Macroscopic quantum tunnelling of Bose-Einstein condensates in a finite potential well
L. D. Carr, M. J. Holland, and B. A. Malomed

TL;DR
This paper investigates macroscopic quantum tunnelling in Bose-Einstein condensates confined in a finite potential well, predicting observable tunnelling times and stability characteristics across various states and dimensions.
Contribution
It introduces a model of finite-depth traps with realistic potential shapes and analyzes tunnelling and stability of condensates using variational and WKB methods, highlighting new observable phenomena.
Findings
Tunnelling times range from 10 ms to 10 s.
Bound states can become quasi-bound due to nonlinearity.
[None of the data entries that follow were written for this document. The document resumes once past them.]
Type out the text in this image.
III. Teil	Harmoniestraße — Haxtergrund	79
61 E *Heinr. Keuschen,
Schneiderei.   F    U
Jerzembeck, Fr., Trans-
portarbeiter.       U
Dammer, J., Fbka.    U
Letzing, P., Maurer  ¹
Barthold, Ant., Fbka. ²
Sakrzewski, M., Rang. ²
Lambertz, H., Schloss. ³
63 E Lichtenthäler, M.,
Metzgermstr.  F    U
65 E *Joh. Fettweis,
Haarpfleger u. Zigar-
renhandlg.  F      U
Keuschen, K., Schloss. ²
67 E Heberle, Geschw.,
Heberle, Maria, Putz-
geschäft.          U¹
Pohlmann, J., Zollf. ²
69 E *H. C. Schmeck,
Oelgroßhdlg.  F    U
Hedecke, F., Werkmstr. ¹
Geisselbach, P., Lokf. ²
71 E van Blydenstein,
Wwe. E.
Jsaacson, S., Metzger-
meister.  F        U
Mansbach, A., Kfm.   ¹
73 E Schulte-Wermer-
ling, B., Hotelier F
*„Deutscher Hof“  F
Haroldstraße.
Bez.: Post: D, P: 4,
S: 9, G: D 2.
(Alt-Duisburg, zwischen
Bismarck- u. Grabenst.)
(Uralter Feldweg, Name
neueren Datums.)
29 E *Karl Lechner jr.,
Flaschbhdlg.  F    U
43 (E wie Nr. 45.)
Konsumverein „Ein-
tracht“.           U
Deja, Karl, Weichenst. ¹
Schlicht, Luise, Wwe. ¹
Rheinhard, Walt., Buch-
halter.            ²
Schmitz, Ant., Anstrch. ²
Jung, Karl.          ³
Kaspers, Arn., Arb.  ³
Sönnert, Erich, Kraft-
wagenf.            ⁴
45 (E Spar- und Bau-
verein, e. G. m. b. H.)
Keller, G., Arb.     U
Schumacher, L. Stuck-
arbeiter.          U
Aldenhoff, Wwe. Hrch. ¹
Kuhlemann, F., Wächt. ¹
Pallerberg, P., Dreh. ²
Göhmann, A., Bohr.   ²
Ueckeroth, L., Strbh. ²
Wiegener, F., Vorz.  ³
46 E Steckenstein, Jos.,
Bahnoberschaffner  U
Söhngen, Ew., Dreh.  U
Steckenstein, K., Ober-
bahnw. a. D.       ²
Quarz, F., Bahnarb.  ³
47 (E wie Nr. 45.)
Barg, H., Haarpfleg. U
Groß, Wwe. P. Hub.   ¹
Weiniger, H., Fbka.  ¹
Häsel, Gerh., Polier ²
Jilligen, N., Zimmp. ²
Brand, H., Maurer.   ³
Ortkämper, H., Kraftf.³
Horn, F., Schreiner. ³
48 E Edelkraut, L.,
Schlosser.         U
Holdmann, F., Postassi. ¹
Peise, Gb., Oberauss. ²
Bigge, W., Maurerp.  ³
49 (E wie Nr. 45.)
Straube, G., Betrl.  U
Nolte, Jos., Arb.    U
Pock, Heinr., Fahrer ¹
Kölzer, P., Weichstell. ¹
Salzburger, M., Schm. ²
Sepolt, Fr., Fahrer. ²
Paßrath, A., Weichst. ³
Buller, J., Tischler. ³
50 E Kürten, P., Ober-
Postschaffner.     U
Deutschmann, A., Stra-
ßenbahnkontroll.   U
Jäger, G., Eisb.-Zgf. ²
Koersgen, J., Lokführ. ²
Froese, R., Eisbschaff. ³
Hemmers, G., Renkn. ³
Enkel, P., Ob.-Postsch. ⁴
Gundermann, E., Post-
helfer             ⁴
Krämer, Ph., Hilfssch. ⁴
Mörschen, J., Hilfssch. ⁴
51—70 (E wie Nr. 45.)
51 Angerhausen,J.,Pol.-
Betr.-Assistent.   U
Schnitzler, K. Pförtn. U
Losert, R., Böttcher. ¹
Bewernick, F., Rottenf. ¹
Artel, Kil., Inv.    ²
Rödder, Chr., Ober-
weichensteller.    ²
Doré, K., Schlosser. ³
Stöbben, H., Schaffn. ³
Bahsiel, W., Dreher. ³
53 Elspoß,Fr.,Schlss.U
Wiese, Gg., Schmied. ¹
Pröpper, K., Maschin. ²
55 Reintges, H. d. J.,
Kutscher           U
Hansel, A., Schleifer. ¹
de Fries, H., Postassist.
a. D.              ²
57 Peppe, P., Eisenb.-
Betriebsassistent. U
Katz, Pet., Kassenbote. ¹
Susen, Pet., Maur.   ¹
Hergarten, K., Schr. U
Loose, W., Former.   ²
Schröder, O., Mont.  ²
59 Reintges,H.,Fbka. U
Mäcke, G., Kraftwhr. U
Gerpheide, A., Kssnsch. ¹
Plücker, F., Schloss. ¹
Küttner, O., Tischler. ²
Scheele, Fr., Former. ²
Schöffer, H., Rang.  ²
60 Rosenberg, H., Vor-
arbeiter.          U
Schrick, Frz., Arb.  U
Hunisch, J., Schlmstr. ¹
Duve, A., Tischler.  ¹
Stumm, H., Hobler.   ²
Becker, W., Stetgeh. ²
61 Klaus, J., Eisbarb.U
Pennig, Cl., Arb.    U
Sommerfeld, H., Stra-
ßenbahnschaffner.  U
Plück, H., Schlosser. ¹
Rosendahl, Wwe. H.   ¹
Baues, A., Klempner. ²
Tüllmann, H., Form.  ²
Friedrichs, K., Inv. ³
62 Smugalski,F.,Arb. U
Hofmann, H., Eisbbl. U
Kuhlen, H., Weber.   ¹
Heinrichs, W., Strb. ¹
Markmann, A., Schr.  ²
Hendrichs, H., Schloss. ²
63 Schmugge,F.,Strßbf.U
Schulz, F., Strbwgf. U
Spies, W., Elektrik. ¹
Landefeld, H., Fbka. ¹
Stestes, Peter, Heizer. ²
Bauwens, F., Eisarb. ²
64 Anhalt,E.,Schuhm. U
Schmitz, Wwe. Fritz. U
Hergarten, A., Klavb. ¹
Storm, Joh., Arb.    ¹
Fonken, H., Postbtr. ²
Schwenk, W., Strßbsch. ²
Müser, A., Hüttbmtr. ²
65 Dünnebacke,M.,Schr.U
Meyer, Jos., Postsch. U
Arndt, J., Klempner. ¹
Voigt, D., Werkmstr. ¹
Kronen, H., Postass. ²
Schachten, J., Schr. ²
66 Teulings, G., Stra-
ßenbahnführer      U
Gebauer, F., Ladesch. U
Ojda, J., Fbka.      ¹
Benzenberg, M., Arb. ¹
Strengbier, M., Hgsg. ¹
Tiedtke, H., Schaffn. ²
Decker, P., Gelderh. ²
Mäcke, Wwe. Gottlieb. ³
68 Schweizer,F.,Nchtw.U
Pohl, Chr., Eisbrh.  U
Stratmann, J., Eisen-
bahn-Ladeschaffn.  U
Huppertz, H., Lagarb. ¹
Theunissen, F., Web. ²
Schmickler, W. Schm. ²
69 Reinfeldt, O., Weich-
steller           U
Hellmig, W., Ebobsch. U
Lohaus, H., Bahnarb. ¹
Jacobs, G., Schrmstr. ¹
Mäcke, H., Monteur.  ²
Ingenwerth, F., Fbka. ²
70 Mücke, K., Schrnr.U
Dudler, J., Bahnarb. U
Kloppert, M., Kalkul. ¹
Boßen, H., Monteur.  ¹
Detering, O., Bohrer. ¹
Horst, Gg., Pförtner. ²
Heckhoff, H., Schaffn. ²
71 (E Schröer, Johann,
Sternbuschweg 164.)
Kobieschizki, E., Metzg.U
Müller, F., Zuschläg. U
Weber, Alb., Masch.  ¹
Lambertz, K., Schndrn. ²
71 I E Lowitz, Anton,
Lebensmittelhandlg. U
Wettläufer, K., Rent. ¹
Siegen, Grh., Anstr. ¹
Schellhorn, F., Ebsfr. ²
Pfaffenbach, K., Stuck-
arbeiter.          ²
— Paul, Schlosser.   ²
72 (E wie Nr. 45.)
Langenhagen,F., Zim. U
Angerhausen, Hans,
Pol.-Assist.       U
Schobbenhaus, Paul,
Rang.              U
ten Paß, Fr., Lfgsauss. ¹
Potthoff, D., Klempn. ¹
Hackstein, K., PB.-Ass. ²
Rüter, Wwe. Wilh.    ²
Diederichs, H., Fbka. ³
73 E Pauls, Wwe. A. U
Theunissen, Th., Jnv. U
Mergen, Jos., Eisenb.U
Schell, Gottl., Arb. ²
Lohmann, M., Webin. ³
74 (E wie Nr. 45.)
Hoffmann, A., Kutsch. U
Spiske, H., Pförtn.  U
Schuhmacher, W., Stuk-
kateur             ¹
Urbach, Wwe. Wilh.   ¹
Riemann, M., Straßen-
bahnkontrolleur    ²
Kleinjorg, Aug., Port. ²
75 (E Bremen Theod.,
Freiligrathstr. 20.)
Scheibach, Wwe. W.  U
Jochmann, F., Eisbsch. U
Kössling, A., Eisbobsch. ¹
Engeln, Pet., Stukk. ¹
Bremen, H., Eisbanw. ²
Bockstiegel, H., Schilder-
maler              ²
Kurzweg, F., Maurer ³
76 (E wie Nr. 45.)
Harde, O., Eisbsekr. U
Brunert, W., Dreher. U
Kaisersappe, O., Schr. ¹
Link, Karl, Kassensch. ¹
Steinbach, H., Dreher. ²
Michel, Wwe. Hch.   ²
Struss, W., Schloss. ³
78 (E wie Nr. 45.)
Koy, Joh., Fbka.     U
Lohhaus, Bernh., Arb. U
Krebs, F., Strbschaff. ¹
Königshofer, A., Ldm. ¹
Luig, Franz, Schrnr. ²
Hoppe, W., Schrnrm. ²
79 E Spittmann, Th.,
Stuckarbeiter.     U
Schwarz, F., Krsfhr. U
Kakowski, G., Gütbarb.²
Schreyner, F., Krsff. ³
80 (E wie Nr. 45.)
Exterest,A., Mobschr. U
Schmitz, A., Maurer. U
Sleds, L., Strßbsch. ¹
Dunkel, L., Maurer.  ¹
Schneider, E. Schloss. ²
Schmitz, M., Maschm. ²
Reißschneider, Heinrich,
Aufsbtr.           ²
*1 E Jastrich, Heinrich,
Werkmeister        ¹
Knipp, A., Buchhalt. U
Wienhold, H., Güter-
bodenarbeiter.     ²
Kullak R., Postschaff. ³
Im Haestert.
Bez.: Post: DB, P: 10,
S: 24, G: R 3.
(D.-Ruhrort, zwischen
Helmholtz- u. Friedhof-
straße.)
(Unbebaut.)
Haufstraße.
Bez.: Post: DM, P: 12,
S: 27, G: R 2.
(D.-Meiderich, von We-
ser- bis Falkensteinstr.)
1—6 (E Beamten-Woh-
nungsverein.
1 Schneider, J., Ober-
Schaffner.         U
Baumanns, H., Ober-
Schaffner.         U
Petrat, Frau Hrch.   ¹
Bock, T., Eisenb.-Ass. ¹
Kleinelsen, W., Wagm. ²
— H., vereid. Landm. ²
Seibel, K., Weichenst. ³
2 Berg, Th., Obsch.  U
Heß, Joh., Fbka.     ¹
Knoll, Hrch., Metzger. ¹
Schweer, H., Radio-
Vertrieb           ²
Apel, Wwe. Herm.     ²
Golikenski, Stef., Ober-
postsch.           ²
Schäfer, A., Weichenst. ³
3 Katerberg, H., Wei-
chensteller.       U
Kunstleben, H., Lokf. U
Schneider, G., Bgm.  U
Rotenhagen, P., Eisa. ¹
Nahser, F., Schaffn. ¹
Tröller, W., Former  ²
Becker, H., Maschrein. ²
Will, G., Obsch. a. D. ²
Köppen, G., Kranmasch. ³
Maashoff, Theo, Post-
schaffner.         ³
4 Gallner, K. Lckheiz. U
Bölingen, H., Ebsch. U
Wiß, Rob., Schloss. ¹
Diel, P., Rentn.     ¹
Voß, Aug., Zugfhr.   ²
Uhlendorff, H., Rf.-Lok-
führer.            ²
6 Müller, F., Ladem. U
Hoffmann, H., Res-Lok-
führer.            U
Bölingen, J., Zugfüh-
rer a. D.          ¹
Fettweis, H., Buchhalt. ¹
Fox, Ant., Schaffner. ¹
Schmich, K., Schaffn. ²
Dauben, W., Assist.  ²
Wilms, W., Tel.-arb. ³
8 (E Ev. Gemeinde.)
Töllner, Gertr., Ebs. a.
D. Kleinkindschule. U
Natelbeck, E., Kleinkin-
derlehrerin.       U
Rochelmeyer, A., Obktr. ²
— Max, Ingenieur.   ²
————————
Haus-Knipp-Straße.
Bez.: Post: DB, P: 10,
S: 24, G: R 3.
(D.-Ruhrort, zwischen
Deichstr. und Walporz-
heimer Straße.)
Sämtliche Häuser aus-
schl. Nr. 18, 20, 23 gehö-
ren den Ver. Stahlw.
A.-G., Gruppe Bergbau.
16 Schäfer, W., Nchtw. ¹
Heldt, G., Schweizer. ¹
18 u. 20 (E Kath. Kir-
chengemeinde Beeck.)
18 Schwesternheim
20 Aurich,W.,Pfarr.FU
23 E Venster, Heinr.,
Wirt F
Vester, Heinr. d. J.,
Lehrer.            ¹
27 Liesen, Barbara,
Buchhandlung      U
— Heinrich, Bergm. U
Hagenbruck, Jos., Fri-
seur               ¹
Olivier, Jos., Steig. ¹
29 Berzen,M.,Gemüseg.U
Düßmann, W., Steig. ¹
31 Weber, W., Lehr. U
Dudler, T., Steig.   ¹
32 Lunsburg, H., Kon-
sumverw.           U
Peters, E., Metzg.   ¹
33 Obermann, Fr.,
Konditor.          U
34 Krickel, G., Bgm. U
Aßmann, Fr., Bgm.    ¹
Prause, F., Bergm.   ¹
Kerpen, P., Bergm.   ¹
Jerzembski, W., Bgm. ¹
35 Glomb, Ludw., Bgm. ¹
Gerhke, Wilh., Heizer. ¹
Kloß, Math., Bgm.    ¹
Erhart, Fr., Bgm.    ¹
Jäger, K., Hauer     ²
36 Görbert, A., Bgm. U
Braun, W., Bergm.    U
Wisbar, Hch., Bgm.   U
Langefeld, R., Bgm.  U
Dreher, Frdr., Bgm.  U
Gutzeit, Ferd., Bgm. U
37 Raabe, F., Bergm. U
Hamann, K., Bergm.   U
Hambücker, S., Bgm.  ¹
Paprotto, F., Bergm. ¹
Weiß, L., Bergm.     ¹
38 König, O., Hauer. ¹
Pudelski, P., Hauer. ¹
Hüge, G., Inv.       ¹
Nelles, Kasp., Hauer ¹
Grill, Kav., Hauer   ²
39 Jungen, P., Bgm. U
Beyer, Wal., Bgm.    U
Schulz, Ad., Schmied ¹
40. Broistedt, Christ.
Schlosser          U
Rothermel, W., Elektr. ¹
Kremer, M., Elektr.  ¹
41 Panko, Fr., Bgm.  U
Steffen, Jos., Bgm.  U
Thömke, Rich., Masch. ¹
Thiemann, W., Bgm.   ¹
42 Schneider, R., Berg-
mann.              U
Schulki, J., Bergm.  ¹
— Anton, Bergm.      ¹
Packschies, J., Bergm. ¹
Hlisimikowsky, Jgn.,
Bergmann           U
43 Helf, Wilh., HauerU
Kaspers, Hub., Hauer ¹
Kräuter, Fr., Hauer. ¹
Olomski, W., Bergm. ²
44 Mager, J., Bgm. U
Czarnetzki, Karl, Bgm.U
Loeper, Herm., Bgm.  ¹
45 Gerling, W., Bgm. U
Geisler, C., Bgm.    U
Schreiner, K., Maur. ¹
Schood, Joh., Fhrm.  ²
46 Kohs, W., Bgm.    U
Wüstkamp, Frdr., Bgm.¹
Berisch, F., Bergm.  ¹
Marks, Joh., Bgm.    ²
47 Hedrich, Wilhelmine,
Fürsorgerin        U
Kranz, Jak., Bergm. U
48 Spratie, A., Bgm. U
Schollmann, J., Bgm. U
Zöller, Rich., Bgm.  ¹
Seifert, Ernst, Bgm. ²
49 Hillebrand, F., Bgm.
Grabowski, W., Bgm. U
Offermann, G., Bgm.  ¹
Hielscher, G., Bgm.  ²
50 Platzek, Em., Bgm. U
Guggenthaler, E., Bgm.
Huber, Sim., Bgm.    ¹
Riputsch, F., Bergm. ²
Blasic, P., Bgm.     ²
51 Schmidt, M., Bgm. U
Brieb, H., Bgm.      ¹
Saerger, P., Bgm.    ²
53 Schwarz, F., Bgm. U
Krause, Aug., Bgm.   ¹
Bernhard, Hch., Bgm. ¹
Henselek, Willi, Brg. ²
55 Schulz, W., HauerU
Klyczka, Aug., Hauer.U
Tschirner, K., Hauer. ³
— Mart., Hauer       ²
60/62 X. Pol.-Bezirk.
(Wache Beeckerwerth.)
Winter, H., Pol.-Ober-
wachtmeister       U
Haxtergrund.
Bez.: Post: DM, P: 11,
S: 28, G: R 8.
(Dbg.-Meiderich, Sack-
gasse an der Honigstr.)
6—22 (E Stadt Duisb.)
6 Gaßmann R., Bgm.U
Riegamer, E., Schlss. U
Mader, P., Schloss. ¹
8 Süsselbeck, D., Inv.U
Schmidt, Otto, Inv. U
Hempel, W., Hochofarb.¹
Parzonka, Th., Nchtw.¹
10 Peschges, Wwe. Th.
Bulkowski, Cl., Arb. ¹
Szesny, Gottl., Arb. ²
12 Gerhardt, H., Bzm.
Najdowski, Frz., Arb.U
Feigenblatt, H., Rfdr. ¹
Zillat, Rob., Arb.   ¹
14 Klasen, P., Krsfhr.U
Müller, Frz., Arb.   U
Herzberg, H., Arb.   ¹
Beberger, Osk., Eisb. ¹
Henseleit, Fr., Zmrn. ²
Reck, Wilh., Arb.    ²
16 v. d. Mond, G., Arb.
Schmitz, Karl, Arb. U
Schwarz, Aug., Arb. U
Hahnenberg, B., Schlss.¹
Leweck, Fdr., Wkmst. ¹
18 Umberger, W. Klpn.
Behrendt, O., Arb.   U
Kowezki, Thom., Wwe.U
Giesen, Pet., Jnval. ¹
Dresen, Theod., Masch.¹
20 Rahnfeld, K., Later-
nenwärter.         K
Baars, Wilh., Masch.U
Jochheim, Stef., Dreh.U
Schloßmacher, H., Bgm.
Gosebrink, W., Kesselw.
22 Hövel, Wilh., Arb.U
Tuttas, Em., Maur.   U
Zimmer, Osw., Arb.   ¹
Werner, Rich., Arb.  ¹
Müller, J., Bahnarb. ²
Stability varies with state type and dimensionality.
Abstract
Bose-Einstein condensates are studied in a potential of finite depth which supports both bound and quasi-bound states. This potential, which is harmonic for small radii and decays as a Gaussian for large radii, models experimentally relevant optical traps. The nonlinearity, which is proportional to both the number of atoms and the interaction strength, can transform bound states into quasi-bound ones. The latter have a finite lifetime due to tunnelling through the barriers at the borders of the well. We predict the lifetime and stability properties for repulsive and attractive condensates in one, two, and three dimensions, for both the ground state and excited soliton and vortex states. We show, via a combination of the variational and WKB approximations, that macroscopic quantum tunnelling in such systems can be observed on time scales of 10 milliseconds to 10 seconds.